Picankibart Phase III Trial Reports Week 16 Clearance and Week 52 Durability
Key Takeaways
- At week 16, both co-primary endpoints favored picankibart over placebo in Chinese adults with moderate to severe plaque psoriasis.
- All key secondary endpoints also improved, and efficacy was maintained through week 52 with both 100 mg and 200 mg every-12-week dosing.
- No new safety signal was observed, and the trial was limited to Chinese participants without an active comparator.
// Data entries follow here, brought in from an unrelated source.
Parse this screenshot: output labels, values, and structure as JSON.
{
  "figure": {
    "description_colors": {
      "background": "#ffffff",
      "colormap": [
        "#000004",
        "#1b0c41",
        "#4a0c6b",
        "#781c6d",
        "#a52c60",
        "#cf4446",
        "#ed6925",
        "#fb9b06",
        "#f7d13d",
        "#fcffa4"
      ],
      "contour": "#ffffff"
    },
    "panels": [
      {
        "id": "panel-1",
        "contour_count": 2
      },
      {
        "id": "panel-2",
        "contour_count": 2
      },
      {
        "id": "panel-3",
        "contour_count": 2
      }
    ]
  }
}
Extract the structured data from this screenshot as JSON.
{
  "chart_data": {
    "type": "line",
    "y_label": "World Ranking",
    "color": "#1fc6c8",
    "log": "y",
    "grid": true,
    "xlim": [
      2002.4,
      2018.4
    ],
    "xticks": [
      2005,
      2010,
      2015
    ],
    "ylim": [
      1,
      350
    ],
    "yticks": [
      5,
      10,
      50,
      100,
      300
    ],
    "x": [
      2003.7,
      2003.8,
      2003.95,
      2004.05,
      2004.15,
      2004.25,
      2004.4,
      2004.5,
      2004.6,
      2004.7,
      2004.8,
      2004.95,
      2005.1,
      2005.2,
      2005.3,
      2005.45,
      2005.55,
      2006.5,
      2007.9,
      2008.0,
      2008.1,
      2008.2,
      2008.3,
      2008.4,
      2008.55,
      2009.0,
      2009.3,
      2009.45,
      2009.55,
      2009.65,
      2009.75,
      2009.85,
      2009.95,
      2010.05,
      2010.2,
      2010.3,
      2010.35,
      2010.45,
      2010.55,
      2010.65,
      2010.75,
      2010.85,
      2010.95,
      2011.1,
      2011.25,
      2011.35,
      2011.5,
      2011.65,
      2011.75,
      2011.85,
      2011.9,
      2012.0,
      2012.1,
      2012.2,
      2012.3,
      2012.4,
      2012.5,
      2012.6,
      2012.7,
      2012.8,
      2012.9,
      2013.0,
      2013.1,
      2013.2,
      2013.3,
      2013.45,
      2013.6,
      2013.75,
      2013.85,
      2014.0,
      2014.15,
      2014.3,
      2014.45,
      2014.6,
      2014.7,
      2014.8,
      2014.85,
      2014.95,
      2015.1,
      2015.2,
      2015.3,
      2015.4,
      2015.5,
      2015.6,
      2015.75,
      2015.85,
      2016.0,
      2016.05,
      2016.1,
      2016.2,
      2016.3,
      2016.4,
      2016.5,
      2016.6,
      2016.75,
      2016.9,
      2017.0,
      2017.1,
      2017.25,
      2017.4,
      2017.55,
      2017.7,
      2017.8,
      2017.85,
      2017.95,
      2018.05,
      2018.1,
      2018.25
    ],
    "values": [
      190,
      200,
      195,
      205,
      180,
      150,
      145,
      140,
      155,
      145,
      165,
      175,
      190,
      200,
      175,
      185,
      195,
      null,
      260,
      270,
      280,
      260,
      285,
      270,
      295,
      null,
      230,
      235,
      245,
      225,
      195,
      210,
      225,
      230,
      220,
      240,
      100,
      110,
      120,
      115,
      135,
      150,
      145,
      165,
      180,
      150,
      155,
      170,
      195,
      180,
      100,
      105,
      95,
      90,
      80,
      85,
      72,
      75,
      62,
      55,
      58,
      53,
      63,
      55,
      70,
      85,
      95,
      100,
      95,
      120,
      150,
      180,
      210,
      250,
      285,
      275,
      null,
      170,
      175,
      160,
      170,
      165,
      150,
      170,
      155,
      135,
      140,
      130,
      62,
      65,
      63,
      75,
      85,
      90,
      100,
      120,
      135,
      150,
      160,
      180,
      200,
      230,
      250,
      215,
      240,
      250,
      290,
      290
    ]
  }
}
CLEAR-1 was a multicenter, randomized, double-blinded, placebo-controlled phase III trial in Chinese patients aged 18 to 75 years with moderate to severe plaque psoriasis. One group received subcutaneous picankibart 200 mg at weeks 0, 4, 8, 20, 32, and 44. A second group received 200 mg at weeks 0, 4, and 8, then 100 mg at weeks 20, 32, and 44. The placebo group was treated at weeks 0, 4, and 8, then crossed to picankibart 200 mg at weeks 16, 20, 24, 32, and 44. The co-primary endpoints were PASI 90 and static Physician’s Global Assessment clear or almost clear status at week 16.
At week 16, 80.3% of the 200 mg group achieved PASI 90, compared with 2.0% of placebo recipients. Static Physician’s Global Assessment clear or almost clear status was reached by 93.5% in the 200 mg group and 13.1% with placebo. All key secondary endpoints also improved significantly versus placebo, with two-sided P < .0001 across those comparisons. These results came from the placebo-controlled portion before crossover treatment began in the control arm. Together, the week 16 findings showed clear separation across the prespecified randomized endpoints.
Efficacy was maintained through week 52 with both the 100 mg and 200 mg doses. Week 16 skin clearance was sustained through week 52 with every-12-week dosing using either dose. Both maintenance regimens followed the every-12-week schedule described after the initial induction doses. No new safety signal was observed during the reported follow-up.